Just finished watching the movie "Eat, Pray, Love" and was reminded to be mindful. All the things I learned from reading "Women, Food and God" came back to remind me to enjoy the entire meal, from prep to eating.
I made a creation for dinner tonight, made poor man's spaghetti sauce but it was damn flavorful and delicious. I didn't have all the vegetables my mother would have used, but I did a good job filling in with what I do have and it. was. amazing.
All the things I've been reading, learning and incorporating into my life are helping to create a much more peaceful space, one where I can stop and smell the roses. One with less guilt, less stress and whole lot more love, happiness and smiles. It's good to be me again.
I'm down from 277 to 249 as of this morning...28 pounds in 37 days. Not bad! Not starving AT ALL, feel GREAT and the best part? My blood pressure is healthy again. No meds!
Currently, my short term goal is to be close to 230 by the end of May. I want to be able to walk around Seattle and enjoy the city a bit without knee or hip or back pain. I want to be unconcerned about how I fit into the airplane seat. And I'm well on my way.

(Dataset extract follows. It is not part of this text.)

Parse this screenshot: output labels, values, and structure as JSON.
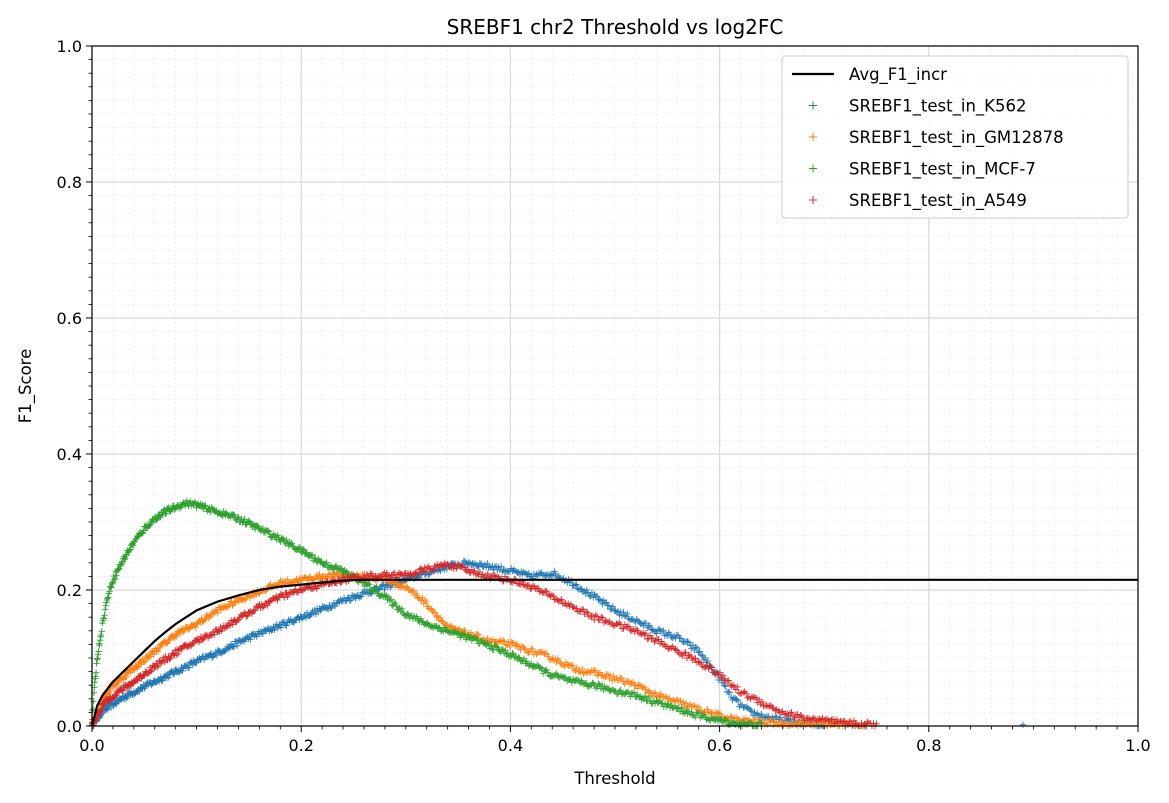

Only thing I've been lax about is exercise and when I do get out and move, I'm reminded of how out of shape I've let myself become again. How difficult it is to do things that were easy just a couple years ago. I also remember how I got to the point they were easy and so that has given me the motivation I need to keep going, once I start.

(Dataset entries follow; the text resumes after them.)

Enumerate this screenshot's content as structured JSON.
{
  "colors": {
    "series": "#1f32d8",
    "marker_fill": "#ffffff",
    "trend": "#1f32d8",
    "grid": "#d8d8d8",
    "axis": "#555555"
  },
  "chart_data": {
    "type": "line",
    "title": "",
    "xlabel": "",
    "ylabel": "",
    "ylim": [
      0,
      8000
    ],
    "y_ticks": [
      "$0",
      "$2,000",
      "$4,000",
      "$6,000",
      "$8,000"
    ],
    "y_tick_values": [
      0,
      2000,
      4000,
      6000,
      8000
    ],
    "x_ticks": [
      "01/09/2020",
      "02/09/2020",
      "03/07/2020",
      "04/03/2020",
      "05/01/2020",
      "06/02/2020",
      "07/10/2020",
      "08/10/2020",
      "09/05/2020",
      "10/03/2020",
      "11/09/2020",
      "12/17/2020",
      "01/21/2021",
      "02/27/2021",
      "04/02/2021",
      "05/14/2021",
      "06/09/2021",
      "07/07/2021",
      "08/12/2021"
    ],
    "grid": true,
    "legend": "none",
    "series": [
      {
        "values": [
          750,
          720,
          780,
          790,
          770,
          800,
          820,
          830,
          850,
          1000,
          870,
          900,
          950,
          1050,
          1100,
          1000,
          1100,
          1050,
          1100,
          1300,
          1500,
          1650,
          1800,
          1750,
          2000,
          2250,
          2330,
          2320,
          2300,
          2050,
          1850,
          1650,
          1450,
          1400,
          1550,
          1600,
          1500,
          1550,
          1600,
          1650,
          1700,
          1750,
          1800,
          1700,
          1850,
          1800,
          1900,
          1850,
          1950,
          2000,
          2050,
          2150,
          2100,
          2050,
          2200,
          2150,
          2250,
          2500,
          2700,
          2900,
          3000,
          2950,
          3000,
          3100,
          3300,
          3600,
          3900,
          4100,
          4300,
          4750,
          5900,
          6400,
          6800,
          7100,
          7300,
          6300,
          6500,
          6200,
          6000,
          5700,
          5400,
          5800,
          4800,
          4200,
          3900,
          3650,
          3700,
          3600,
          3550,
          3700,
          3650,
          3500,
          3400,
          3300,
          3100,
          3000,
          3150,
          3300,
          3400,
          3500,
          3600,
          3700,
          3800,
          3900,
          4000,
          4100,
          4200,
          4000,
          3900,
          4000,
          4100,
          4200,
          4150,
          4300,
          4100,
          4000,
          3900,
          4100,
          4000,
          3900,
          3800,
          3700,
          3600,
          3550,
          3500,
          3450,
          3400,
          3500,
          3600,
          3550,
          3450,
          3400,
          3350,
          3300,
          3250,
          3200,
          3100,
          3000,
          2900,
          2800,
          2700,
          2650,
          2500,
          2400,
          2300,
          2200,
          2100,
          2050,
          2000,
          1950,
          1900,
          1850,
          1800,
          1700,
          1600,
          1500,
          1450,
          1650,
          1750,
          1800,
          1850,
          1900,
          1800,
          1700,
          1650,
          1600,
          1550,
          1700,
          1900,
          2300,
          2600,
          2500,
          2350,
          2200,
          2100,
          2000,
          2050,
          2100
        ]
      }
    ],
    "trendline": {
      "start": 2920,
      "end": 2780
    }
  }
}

So the next few weeks will mean more moving. LOT'S more moving. Less computing, less facebooking...detaching from this box I'm typing on and getting into the world. I'll post about as often as I am, unless I have some huge AHA! moment to share.
Just know, if you're reading this and struggling with some addiction, whether it's food related, cigarettes, drugs or something else...recovery is a journey too. You'll fall down sometimes...but each time you fall is a chance to learn about yourself and what makes you tick. A chance to look inside and make changes where you want to, changes that don't come easy or go away in the blink of an eye. Changes that come with stumbling and grasping and choking and stomping...but the changes come...you can get healthy, whatever that means to you.
For me, it means being the best me I can be, whatever size I wear. As long as I'm healthy (which I am not at the moment) the rest will take care of itself.